Risk calculator helps personalize care for heart failure patients

Feb. 2, 2024
Late-stage failure of the left side of the heart is an often-fatal condition affecting hundreds of thousands of people in the U.S. alone.

A nationwide team led by researchers at University of Utah Health has now developed a way to predict a patient’s individualized risk of right heart failure following surgery to place the pump. The team is now using this risk calculator to tailor care to each patient before and during heart pump placement. Their results are published in JAMA Cardiology.

For people who undergo surgery to implant a left heart pump, the risk of subsequent right heart failure is high: 15 to 30 percent. But the large number of factors that contribute to an individual’s risk of right heart failure make personalized risk prediction “exceptionally difficult,” says Iosif Taleb, M.D., currently a cardiology fellow at University of California, San Diego and first author on the study. Taleb helped develop the risk calculator during his clinical research fellowship at U of U Health.

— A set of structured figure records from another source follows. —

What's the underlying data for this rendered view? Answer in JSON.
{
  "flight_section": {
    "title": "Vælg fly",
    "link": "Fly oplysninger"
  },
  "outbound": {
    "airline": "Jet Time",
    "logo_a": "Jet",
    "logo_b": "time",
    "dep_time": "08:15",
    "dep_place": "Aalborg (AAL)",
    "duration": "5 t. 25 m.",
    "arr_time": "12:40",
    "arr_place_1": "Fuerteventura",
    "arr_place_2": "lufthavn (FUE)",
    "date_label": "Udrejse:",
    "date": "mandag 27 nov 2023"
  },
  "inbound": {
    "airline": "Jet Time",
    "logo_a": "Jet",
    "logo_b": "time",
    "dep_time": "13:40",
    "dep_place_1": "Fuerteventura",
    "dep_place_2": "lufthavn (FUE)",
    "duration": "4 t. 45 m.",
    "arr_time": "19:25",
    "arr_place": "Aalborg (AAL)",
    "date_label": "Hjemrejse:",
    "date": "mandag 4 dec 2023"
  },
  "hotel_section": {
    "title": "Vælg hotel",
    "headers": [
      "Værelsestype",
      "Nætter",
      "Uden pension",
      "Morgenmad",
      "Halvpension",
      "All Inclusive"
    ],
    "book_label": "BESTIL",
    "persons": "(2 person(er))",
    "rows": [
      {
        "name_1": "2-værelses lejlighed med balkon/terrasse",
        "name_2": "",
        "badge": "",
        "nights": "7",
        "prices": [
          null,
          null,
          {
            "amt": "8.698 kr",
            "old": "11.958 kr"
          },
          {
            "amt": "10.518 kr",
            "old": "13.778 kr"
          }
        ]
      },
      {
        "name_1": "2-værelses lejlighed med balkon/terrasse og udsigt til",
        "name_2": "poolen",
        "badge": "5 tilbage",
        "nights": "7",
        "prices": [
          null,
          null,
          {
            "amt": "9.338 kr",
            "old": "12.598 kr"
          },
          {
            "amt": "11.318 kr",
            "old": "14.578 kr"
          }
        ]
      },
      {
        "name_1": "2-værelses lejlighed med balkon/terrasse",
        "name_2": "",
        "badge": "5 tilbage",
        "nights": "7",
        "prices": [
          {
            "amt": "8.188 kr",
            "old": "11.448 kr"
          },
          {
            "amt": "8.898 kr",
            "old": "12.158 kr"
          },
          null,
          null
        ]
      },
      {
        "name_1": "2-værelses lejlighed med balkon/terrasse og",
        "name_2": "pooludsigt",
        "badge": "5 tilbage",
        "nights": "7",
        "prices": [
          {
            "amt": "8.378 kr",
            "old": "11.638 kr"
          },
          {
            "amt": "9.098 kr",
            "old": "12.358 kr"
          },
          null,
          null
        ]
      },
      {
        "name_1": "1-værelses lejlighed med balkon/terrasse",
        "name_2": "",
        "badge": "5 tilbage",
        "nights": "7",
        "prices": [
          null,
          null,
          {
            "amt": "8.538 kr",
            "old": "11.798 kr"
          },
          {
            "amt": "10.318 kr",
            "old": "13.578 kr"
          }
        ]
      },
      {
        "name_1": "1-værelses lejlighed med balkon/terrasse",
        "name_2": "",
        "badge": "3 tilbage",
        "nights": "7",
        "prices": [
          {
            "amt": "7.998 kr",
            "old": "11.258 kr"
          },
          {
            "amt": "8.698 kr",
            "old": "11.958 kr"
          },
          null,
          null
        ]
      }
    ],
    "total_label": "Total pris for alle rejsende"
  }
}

Aiming to develop a more accurate and broadly usable risk calculator, the researchers used patient data from 1,125 people across six health centers, including U of U Health. Taking into account variables ranging from pre-existing health conditions to medications and demographic information, they used machine learning to generate and test many models of risk and find the one that best described patients’ health outcomes.

Their model identified several variables that are especially useful when predicting whether a patient will develop right heart failure (RVF), such as whether patients needed additional forms of heart support before their initial surgery in order to better prepare them and lead to better outcomes. The researchers used these factors to develop an easy-to-use online calculator that determines a patient’s percentage risk of right heart failure after surgery.

The new risk calculator, called STOP-RVF, describes individual risk more accurately than earlier models. Importantly, it also works well in a variety of situations. After creating the risk calculator, the researchers “checked their work” by using it to calculate risks retrospectively for patients in another hospital system. The scientists then compared the calculator’s predictions to the patients’ real-world outcomes, finding that their tool was still able to accurately model patients’ risk of subsequently developing right heart failure.